Of course, any fan with any knowledge of the game would have noted not only Rioch's excellent track record in charge of Middlesbrough and Bolton, and the perfectly adequate attainment of a UEFA Cup place during his solitary year at Highbury, but Hamilton's disastrous spells in charge of Tranmere and Leicester, not to mention a period at the helm of Northern Ireland which - one surprising European Championship campaign apart - was pretty much in keeping with what he had already achieved (or rather, failed to achieve) in management. Always allowing for Rioch's increasing unhappiness, and the sense that the club simply didn't hold the same ambitions as he himself had, at the very least, he surely deserved considerably more of the board's ear than his rather less accomplished Director of Football. But how much basic knowledge of their respective achievements was there among the board? Precious little, one can only assume.

The fact that Delia and her board maintain a principle of keeping out of the manager's affairs as much as possible has, surely, to be a good thing; as is the reputation for continuity and stability which the club now enjoys after Worthington's long period at the helm. But there is a flip-side to all this; for without having access to real footballing expertise, how can the board be expected to tell when things are going stale, and a change is becoming necessary? And moreover, such is the friendly, homely nature of the club, were Delia and Michael just as blinded by closeness and loyalty to Worthington as they were to his predecessor?

One can only hope that lessons are at last learned. Because while any new manager deserves a fair crack of the whip, and time to bring in his own players and develop his own tactics and coaching techniques, we simply cannot ever again afford a repeat of the appalling stagnation and sense of drift of the past year. There must be a clear professional divide between board and manager, to prevent loyalty once more triumphing over sense; and moreover, if they don't already have access to such a figure, those in charge of the club must lose no time in bringing in an adviser with real, demonstrable experience and understanding of how the football world works - because had a similar man been able to help Delia and Michael in recent years, the damaging mistakes outlined here could easily have been prevented.

And however grateful we all are to the board for the success we've enjoyed in recent years - even to the point where the club felt reborn on that glorious 2002 evening at Molineux as we reached the play-off final - there have in recent days been a worrying number of bona fide Canaries expressing not just fury at the recent incompetence of their club, but a desire for real change amongst its leadership too.
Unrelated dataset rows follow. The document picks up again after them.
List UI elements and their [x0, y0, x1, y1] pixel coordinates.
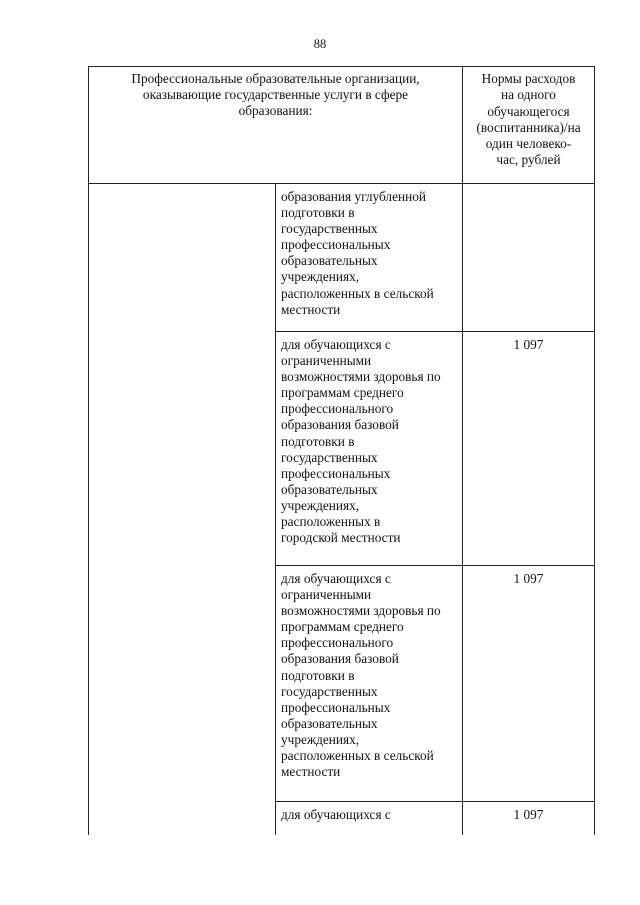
row-value: 1 097 [463, 802, 595, 835]
table-row [276, 802, 595, 835]
table-row [276, 566, 595, 802]
table-rows [276, 184, 595, 835]
page-number: 88 [313, 37, 327, 51]
table-header-row [88, 66, 595, 184]
row-description: для обучающихся с ограниченными возможностями здоровья по программам среднего профессионального образования базовой подготовки в государственных профессиональных образовательных учреждениях, расположенных в сельской местности [276, 566, 463, 801]
category-merged-cell [88, 184, 276, 835]
table-body [88, 184, 595, 835]
norms-table [88, 66, 595, 835]
row-description: для обучающихся с [276, 802, 463, 835]
row-description: образования углубленной подготовки в государственных профессиональных образовательных учреждениях, расположенных в сельской местности [276, 184, 463, 331]
header-organizations-cell [88, 67, 463, 183]
header-organizations-text: Профессиональные образовательные организации, оказывающие государственные услуги в сфере образования: [131, 71, 420, 118]
header-norms-text: Нормы расходов на одного обучающегося (воспитанника)/на один человеко- час, рублей [476, 71, 581, 168]
header-norms-cell [463, 67, 595, 183]
row-value [463, 184, 595, 331]
row-value: 1 097 [463, 566, 595, 801]
row-value: 1 097 [463, 332, 595, 565]
row-description: для обучающихся с ограниченными возможностями здоровья по программам среднего профессионального образования базовой подготовки в государственных профессиональных образовательных учреждениях, расположенных в городской местности [276, 332, 463, 565]
table-row [276, 332, 595, 566]
table-row [276, 184, 595, 332]
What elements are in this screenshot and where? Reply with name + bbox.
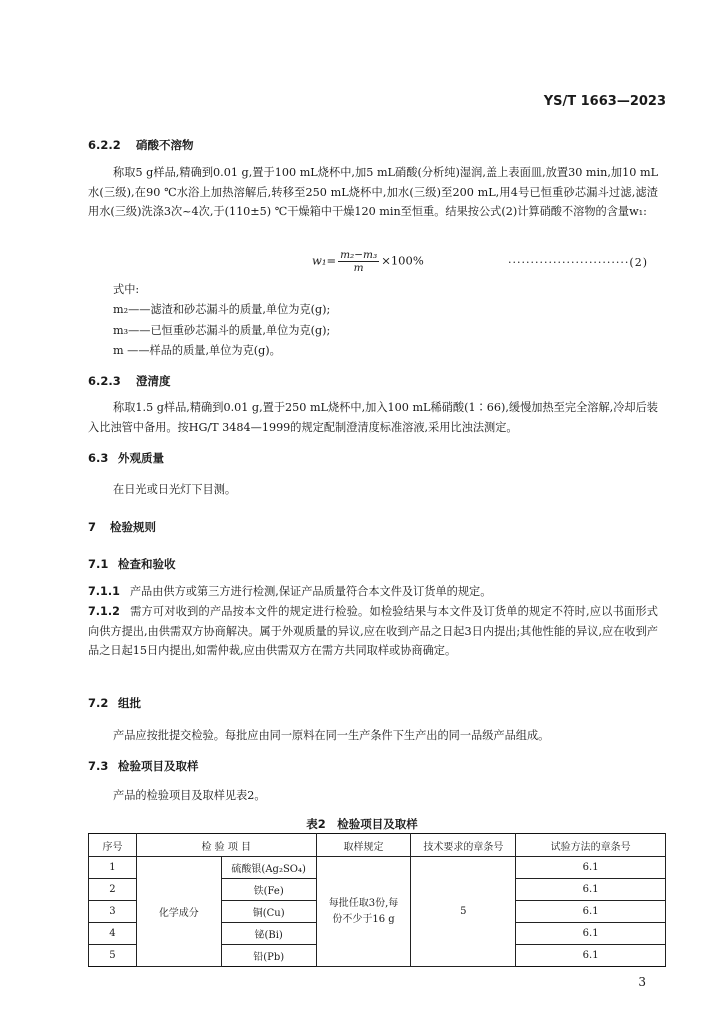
section-number: 6.2.3 <box>88 374 121 388</box>
equation-number: ···························(2) <box>508 256 648 269</box>
section-title: 澄清度 <box>136 374 171 388</box>
where-label: 式中: <box>113 283 140 296</box>
formula-lhs: w₁= <box>312 253 337 268</box>
variable-m: m ——样品的质量,单位为克(g)。 <box>113 344 281 357</box>
formula-2 <box>312 249 424 274</box>
clause-text: 需方可对收到的产品按本文件的规定进行检验。如检验结果与本文件及订货单的规定不符时,应以书面形式向供方提出,由供需双方协商解决。属于外观质量的异议,应在收到产品之日起3日内提出;其他性能的异议,应在收到产品之日起15日内提出,如需仲裁,应由供需双方在需方共同取样或协商确定。 <box>88 605 658 657</box>
cell-item: 铅(Pb) <box>221 945 316 967</box>
section-number: 6.2.2 <box>88 138 121 152</box>
heading-6-3 <box>88 450 164 466</box>
section-title: 硝酸不溶物 <box>136 138 194 152</box>
paragraph-7-3: 产品的检验项目及取样见表2。 <box>113 789 266 802</box>
cell-method: 6.1 <box>516 923 666 945</box>
cell-sampling: 每批任取3份,每份不少于16 g <box>316 857 411 967</box>
variable-m3: m₃——已恒重砂芯漏斗的质量,单位为克(g); <box>113 324 331 337</box>
header-item: 检 验 项 目 <box>136 834 316 857</box>
paragraph-6-3: 在日光或日光灯下目测。 <box>113 483 237 496</box>
cell-item: 铜(Cu) <box>221 901 316 923</box>
table-caption: 表2 检验项目及取样 <box>306 817 418 831</box>
heading-7-1 <box>88 556 176 572</box>
cell-no: 1 <box>89 857 137 879</box>
heading-7 <box>88 519 156 535</box>
formula-denominator: m <box>353 262 364 274</box>
cell-item: 硫酸银(Ag₂SO₄) <box>221 857 316 879</box>
section-number: 7 <box>88 520 97 534</box>
paragraph-7-1-2 <box>88 602 658 661</box>
cell-clause: 5 <box>411 857 516 967</box>
paragraph-6-2-3: 称取1.5 g样品,精确到0.01 g,置于250 mL烧杯中,加入100 mL稀硝酸(1∶66),缓慢加热至完全溶解,冷却后装入比浊管中备用。按HG/T 3484—1999的规定配制澄清度标准溶液,采用比浊法测定。 <box>88 401 658 434</box>
formula-numerator: m₂−m₃ <box>340 249 378 261</box>
header-sampling: 取样规定 <box>316 834 411 857</box>
cell-method: 6.1 <box>516 945 666 967</box>
cell-category: 化学成分 <box>136 857 221 967</box>
heading-6-2-3 <box>88 373 171 389</box>
clause-number: 7.1.2 <box>88 605 120 618</box>
variable-m2: m₂——滤渣和砂芯漏斗的质量,单位为克(g); <box>113 303 331 316</box>
section-title: 外观质量 <box>118 451 164 465</box>
cell-no: 2 <box>89 879 137 901</box>
section-title: 检查和验收 <box>118 557 176 571</box>
heading-7-3 <box>88 758 199 774</box>
cell-item: 铋(Bi) <box>221 923 316 945</box>
section-title: 检验规则 <box>110 520 156 534</box>
section-number: 7.3 <box>88 759 109 773</box>
header-method: 试验方法的章条号 <box>516 834 666 857</box>
cell-item: 铁(Fe) <box>221 879 316 901</box>
paragraph-7-2: 产品应按批提交检验。每批应由同一原料在同一生产条件下生产出的同一品级产品组成。 <box>113 729 550 742</box>
inspection-table <box>88 833 666 967</box>
paragraph-6-2-2: 称取5 g样品,精确到0.01 g,置于100 mL烧杯中,加5 mL硝酸(分析纯)湿润,盖上表面皿,放置30 min,加10 mL水(三级),在90 ℃水浴上加热溶解后,转移至250 mL烧杯中,加水(三级)至200 mL,用4号已恒重砂芯漏斗过滤,滤渣用水(三级)洗涤3次~4次,于(110±5) ℃干燥箱中干燥120 min至恒重。结果按公式(2)计算硝酸不溶物的含量w₁: <box>88 166 658 218</box>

And while this correspondent certainly wouldn't go that far, it is imperative that Messrs Smith and Jones take heed of this sentiment - for if they fail to learn from their mistakes, the journey back to the mutinous, faction-riven club we were in the mid-1990s could prove a lot shorter than many of us would like to believe.






2 Comments:

At 6:21 am, Anonymous Anonymous said...

Good morning bigfeller,

anonymous again ;)

Well I am impressed, this subject has always been a it emporors new clothes I feel how ever, full marks to you. You make some interesting points as someone on wotb said. One from me, you state that "loyalty mustn't prevail over sense" well, I am afraid that this can only happen again because the "sense" isn't there. Delia is not a footballing person, she is a full on blooded fan. Difficult to see where this can go right.

 
At 11:18 pm, Blogger Shaun said...

Of course, only time will tell - both as to who we appoint (preferably a young, hungry manager in the Mike Newell kind of mould - and I'm not as anti Tony Mowbray as some either), and how long they're given. But you're right: the board's track record to date doesn't provide much grounds for optimism.